Hollywood and the Music Business- What I can’t figure out is how did movies and music get to a position that the public feels they are entitled to these works for free? So you never feel you are entitled to a meal at a restaurant for free, do you? What is it about digital entertainment: movies, music, TV and very soon, books that makes them special? Why should the worker in these business not get paid? We built a knowledge society, and the best products we export are all digital objects of desire. But no one seems to care about the notions of intellectual property. It’s so self destructive.
So the President has to thread the needle. That’s why the statement yesterday from the White House was important.
We expect and encourage all private parties, including both content creators and Internet platform providers working together, to adopt voluntary measures and best practices to reduce online piracy.
Google could begin these voluntary measures listed above and reduce the pressure to push a flawed act through Congress. Without some middle ground this whole discussion is going in a very stupid direction.

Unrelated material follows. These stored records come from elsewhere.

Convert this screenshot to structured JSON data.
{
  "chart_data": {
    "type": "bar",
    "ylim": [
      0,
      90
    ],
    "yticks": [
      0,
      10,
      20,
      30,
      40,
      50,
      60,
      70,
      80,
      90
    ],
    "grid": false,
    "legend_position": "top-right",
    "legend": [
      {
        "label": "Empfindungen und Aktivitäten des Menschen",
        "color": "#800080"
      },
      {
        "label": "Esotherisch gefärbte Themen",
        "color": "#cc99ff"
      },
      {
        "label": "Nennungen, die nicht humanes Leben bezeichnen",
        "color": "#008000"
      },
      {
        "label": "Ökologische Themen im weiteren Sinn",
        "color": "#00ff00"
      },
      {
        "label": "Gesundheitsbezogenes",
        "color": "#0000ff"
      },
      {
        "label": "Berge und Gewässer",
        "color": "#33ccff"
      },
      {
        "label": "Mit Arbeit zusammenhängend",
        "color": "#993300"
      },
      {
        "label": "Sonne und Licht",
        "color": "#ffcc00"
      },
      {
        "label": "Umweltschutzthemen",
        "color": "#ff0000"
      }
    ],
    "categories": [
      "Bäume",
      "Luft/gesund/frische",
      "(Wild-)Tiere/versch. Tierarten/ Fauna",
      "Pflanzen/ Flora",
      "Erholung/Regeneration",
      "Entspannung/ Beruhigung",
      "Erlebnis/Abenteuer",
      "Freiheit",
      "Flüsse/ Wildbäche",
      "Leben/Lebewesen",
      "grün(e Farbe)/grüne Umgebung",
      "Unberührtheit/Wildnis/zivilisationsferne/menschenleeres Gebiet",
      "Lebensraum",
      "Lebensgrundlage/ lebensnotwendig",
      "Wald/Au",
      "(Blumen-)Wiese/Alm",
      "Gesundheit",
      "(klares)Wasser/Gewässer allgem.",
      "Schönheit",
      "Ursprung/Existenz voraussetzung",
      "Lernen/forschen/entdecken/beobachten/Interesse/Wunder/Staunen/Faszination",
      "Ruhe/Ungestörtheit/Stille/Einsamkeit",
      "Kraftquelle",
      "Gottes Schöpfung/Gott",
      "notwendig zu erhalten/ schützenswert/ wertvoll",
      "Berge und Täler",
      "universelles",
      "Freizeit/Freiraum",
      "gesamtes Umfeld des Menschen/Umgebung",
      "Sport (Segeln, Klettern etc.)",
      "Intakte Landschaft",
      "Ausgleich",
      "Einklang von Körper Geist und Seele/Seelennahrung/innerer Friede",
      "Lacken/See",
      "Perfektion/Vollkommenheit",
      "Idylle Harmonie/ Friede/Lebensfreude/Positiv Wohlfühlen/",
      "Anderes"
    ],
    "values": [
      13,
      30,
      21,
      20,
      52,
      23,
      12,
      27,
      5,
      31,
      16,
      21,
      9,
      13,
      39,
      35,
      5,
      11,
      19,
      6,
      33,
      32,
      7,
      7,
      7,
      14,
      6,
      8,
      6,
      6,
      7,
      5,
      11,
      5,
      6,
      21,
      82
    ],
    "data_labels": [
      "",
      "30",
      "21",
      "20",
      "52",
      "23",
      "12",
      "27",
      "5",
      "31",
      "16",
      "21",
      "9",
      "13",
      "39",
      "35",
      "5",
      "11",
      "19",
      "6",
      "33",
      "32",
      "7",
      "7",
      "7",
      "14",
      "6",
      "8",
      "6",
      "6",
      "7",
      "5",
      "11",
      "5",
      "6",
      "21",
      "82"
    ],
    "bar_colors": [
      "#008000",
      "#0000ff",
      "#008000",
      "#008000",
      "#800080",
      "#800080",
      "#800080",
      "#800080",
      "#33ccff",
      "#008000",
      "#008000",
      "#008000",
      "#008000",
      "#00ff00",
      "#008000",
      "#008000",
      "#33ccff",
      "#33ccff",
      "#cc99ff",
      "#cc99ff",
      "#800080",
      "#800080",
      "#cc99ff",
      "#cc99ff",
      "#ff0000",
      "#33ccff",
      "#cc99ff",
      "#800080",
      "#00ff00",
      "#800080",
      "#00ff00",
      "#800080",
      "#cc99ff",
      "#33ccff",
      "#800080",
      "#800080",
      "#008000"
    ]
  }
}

The deal the Director’s Guild made this week with the Media conglomerates was “good enough”. The most important thing is that by being able to revisit the revenue of ad supported streaming media in three years, the Guild will have not surrendered a key revenue stream. As the chart of streaming Internet video for the month of August 2007 shows, there were over 9 billion video streams watched from U.S. sites for a total of 24 billion minutes. In three years if the classic 15 minutes of commercials per hour of programming holds, this would be the equivalent of 12 million 30 second spots. Of course that isn’t the situation today, but You Tube, AOL and My Space video are clearly headed in that direction. And of course in 3 years that 24 billion minutes per month will be more like 60 billion minutes per month. My sense is that the Writer’s Guild should make a similar 3 year deal, quit threatening all of the Awards Shows and get Hollywood back to work.
The Box office results are in from last year and the message is pretty clear. Releasing more movies does not increase the audience. On any given weekend, four to seven new movies compete for a fixed audience of theater-goers. This is called “Cannibalization”; its as ugly as the word sounds.

Hollywood is caught in “The Prisoner’s Dilemma”, a classic bit of game theory that is behind such notions as a nuclear arms race. It would be in the financial and security self interest of both India and Pakistan to not spend billions on nuclear weapons, but because they don’t trust each-other, they continue to do so, instead of feeding their poor. Hollywood moguls, caught up in the useless notion of “Market share”, don’t trust each-other to not make more movies to grab greater share. The notion of market share of the box office never entered Hollywood’s lexicon until the Coca Cola company bought Columbia Pictures in 1982, bringing their supermarket shelf space POV to the movie business. Market share with a commodity product like sugar water is a fine notion. Market share with a one-off variable cost product like a movie is financial suicide. Coke quickly figured this out and in 1987 unloaded Columbia to Sony, desperate to own content so it didn’t get screwed in the DVD wars to come as it had in the Betamax disaster. Of course Sony’s guess turned out to be wrong as well, as their ownership of content has not helped BluRay’s High Definition player succeed in a similar Prisoner’s Dilemma stand off with Toshiba’s HD DVD. The excess movie output problem is further complicated by the role of A list talent, who’s only objective is to secure as many multi-million dollar fees per year as possible. They always believe their film will rise above the crowd, and when this does not happen, they have no penalty for the failure. No one ever asks Tom Cruise or Joel Silver to give back their fees on a bomb.
With the hedge funds that fueled much of this madness now licking their wounds from the sub prime meltdown, perhaps some sanity may return to the business. Without crossing the anti-trust fine line, perhaps the majors and their equally guilty specialty divisions might make a New Year’s resolution to cut back production. After all, the mark of a good business is not market share but Return on Investment.